Les femmes ne le dédaignaient pas encore, et pourtant il était usé, — comme on dit en marine aussi bien des vieux serviteurs que des vieux navires.

Usure des marins, sourde, profonde, que rien n’arrête plus. Tous les vents et tous les soleils les ont vidés sans qu’il y paraisse, et un beau jour ils s’affaissent. Alors tout se paie : excès de travail musculaire qui leur avait fait les bras si forts ; changement perpétuel des climats ; gaspillage de sève et de vie ; alternance des séquestrations de la mer et des périodes de plaisir où on se donne cœur et sang à des filles quelconques écloses au soleil.
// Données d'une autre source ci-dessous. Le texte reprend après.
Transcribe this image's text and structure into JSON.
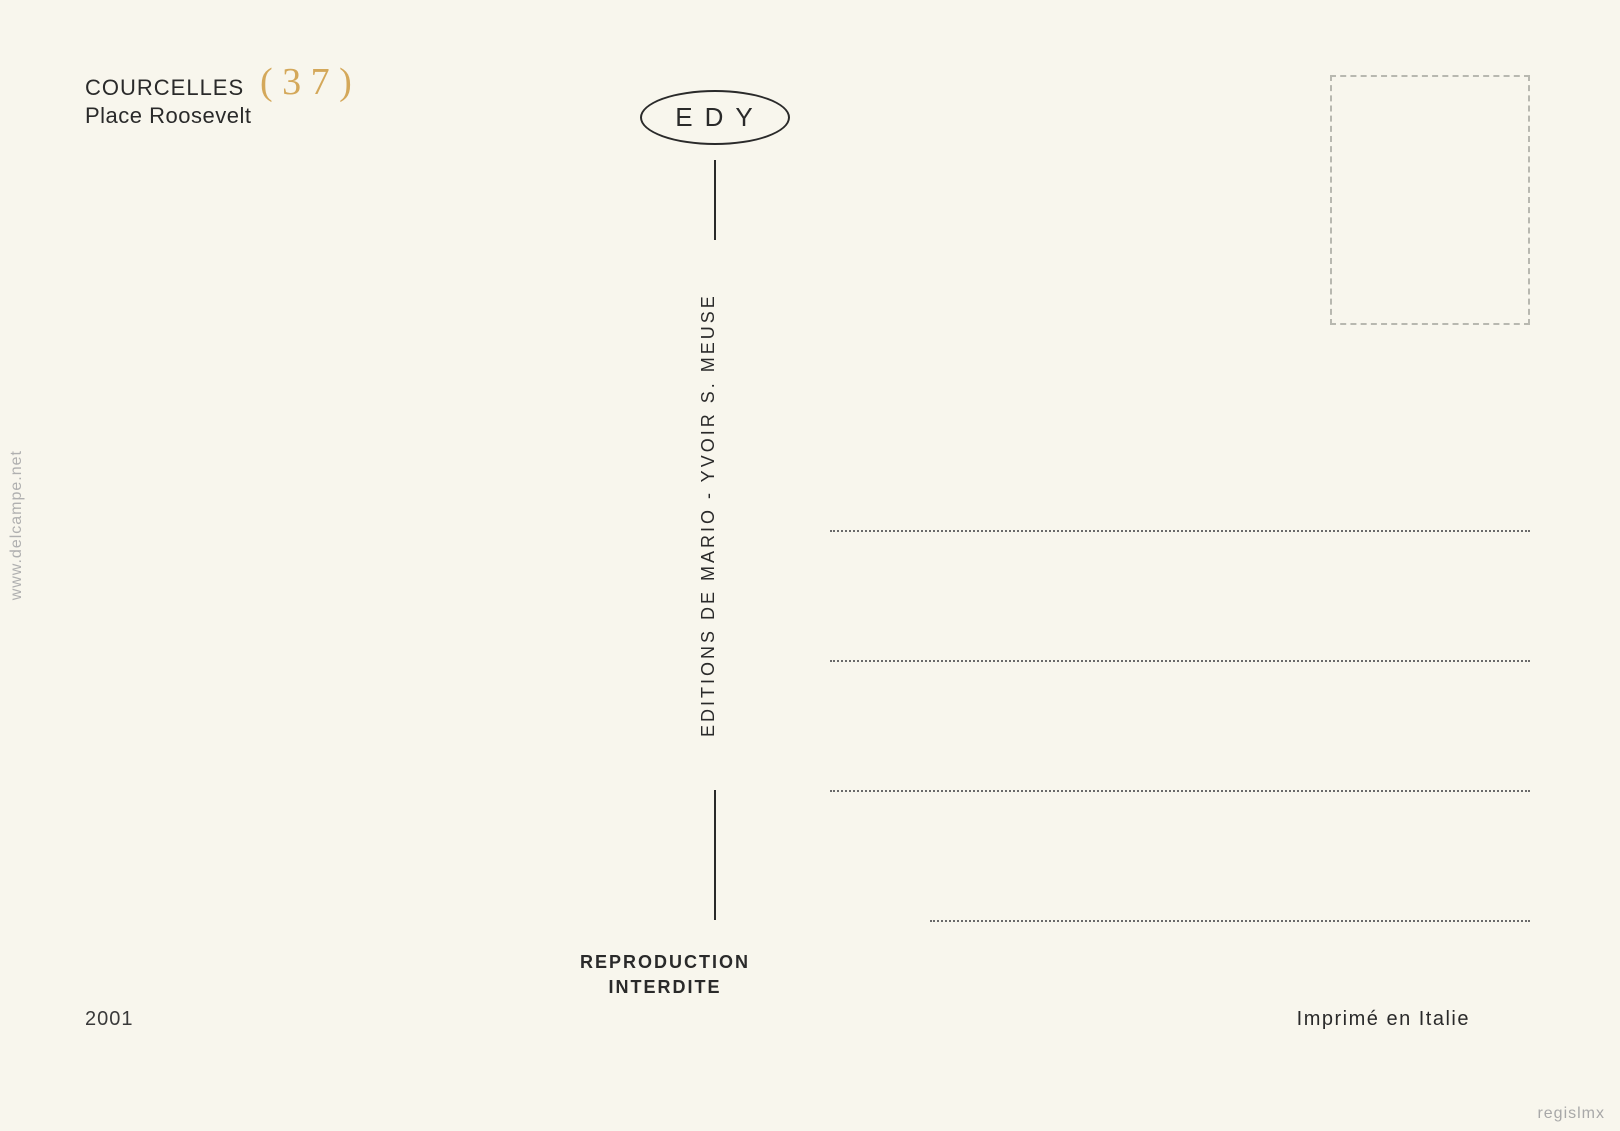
{
  "postcard": {
    "title_main": "COURCELLES",
    "title_sub": "Place Roosevelt",
    "handwritten_annotation": "( 3 7 )",
    "logo_text": "EDY",
    "publisher_vertical": "EDITIONS DE MARIO - YVOIR S. MEUSE",
    "reproduction_line1": "REPRODUCTION",
    "reproduction_line2": "INTERDITE",
    "serial_number": "2001",
    "imprint": "Imprimé en Italie"
  },
  "watermarks": {
    "left": "www.delcampe.net",
    "right": "regislmx"
  },
  "styling": {
    "background_color": "#f8f6ed",
    "text_color": "#2a2a2a",
    "handwritten_color": "#d4a85a",
    "stamp_border_color": "#b8b8b0",
    "watermark_color": "#b0b0b0",
    "dotted_line_color": "#6a6a6a",
    "title_fontsize": 22,
    "logo_fontsize": 26,
    "vertical_fontsize": 18,
    "reproduction_fontsize": 18,
    "serial_fontsize": 20,
    "imprint_fontsize": 20,
    "watermark_fontsize": 16,
    "handwritten_fontsize": 38,
    "stamp_box_width": 200,
    "stamp_box_height": 250,
    "address_line_width": 700,
    "address_line_count": 4
  }
}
Et les longues nuits de quart, dans les embruns et la pluie ; et les tensions d’esprit, et les responsabilités dans les mauvais temps, et les heures d’angoisse…

Jean Kervella était déjà très usé par toutes ces choses quand il était venu attendre sa retraite à la division de Brest, encore cambré et de bonne allure dans son uniforme de maître, avec un ruban rouge à sa boutonnière.

Et c’est alors qu’il avait acheté sa petite maison de la route du Portzic, pour finir là sa vie en face de la rade et des navires.